When the boat arrived on the Greek island of Lesbos, his wife was dead.
Some 100 refugees have died trying to make the treacherous crossing from Turkey to Lesbos, including more than 60 on one tragic night in October, when a trawler sank in high seas. The dangers are well known, but people keep coming. More than 725,000 refugees have arrived in Greece by sea this year alone — 425,000 of them at Lesbos.
After having spent two months on the island reporting on the refugee crisis, I can remember countless scenes of vulnerable people being rescued. Every single day, dozens of boats are launched and many of them flood, or the engines fail and they drift at sea.
Or they make it to shore, only to smash against the rocks. People end up floating in the water in fake life jackets holding tight to children and infants as body temperatures plummet. It’s a race against death as the Greek Coast Guard, Frontex, local fisherman and a network of NGOs and lifeguard groups and volunteers respond again and again, day and night.

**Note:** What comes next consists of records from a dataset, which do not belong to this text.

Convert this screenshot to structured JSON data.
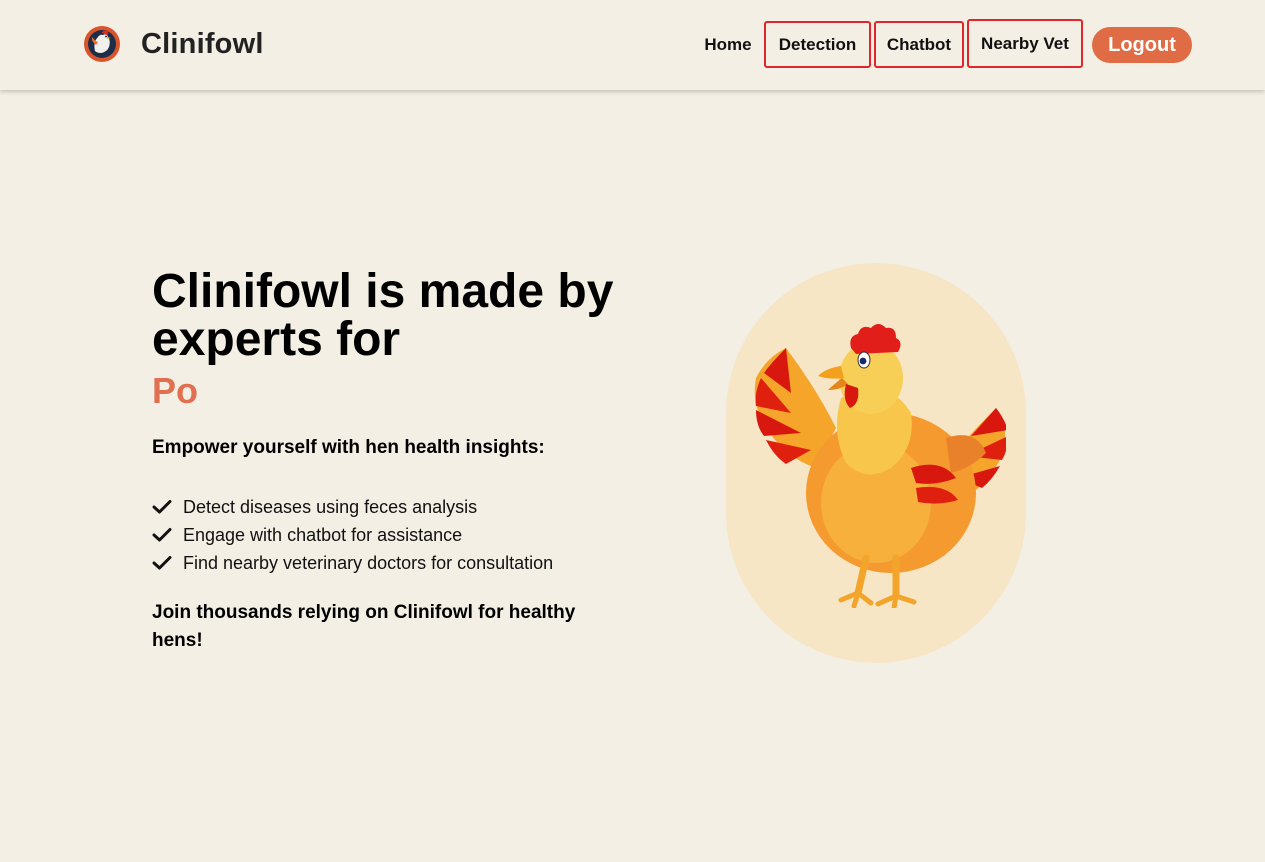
{
  "header": {
    "brand_name": "Clinifowl",
    "logo_icon": "rooster-logo-icon",
    "nav": {
      "home": "Home",
      "detection": "Detection",
      "chatbot": "Chatbot",
      "nearby_vet": "Nearby Vet"
    },
    "logout_label": "Logout"
  },
  "hero": {
    "title": "Clinifowl is made by experts for",
    "accent_text": "Po",
    "intro": "Empower yourself with hen health insights:",
    "features": [
      "Detect diseases using feces analysis",
      "Engage with chatbot for assistance",
      "Find nearby veterinary doctors for consultation"
    ],
    "feature_icon": "check-icon",
    "closing": "Join thousands relying on Clinifowl for healthy hens!",
    "illustration": "hen-illustration-icon"
  },
  "colors": {
    "background": "#f4efe4",
    "accent": "#e06c45",
    "highlight_border": "#e0262b",
    "illustration_bg": "#f6e6c6"
  }
}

If it weren’t for their heroic efforts, the death toll would be drastically higher than it is.
But some situations are so terrible that they transcend even the possibility of rescue. This was the case of an Iraqi man whose wife died at sea inside a dinghy, crammed full of 45 other refugees. When the boat reached the shore, people lifted out her dead body and placed it on the beach.
Alison Terry-Evans, a photographer and volunteer who helps greet the boats, was there and caught the moment when he bent down next to his wife in grief.
I wasn’t on the beach that day, but after Alison showed me the photograph, I interviewed several people about the incident. Apparently, the woman had a heart attack or some kind of seizure while still in the smuggler’s camp in Turkey.
The man wanted to take her to a doctor, but because she was still alive the smugglers forced her into the boat. She died en route, either from the heart attack or from drowning in the water at the bottom of the dinghy where she was shoved, with many people, including the couple’s two children, piled on top.
In order to confirm exactly what happened, I went to the Greek police, but the coroner’s report hadn’t been released yet.
I also tried to find the Iraqi man so I could interview him directly about his version of events, but the people at the refugee camp who were caring for him and his children said that for now he wasn't speaking to the press.
I could have gotten the official cause of death eventually, and perhaps spoken to the Iraqi man, but I didn’t have the heart to pry further into this tragedy and I set the piece aside.
But now that I have left Lesbos, I find myself looking at this photograph and thinking about what this family suffered. Because the world’s leaders have failed to establish a rational process for people like this Iraqi man to apply for asylum, almost one million people have had to resort to paying smugglers for transportation in a “death boat,” as one refugee I interviewed referred to the dinghies, in order to find safe haven in Europe.
It’s quite obvious that the smugglers do not care about the well being of their human cargo.
As has been well-documented, the boats and the engines and the lifejackets are all substandard. The smugglers carry weapons and force people into boats that are overcrowded and launched even in very bad weather in order to maximize profits, which run into the billions.
Not even a wife’s heart attack is justification for a refugee who has already paid $1,200 each for his family of four to be able cancel the trip and seek medical assistance.
It’s not surprising, really, that the human traffickers are heartless. But I would like to hope that Western democracies could do better.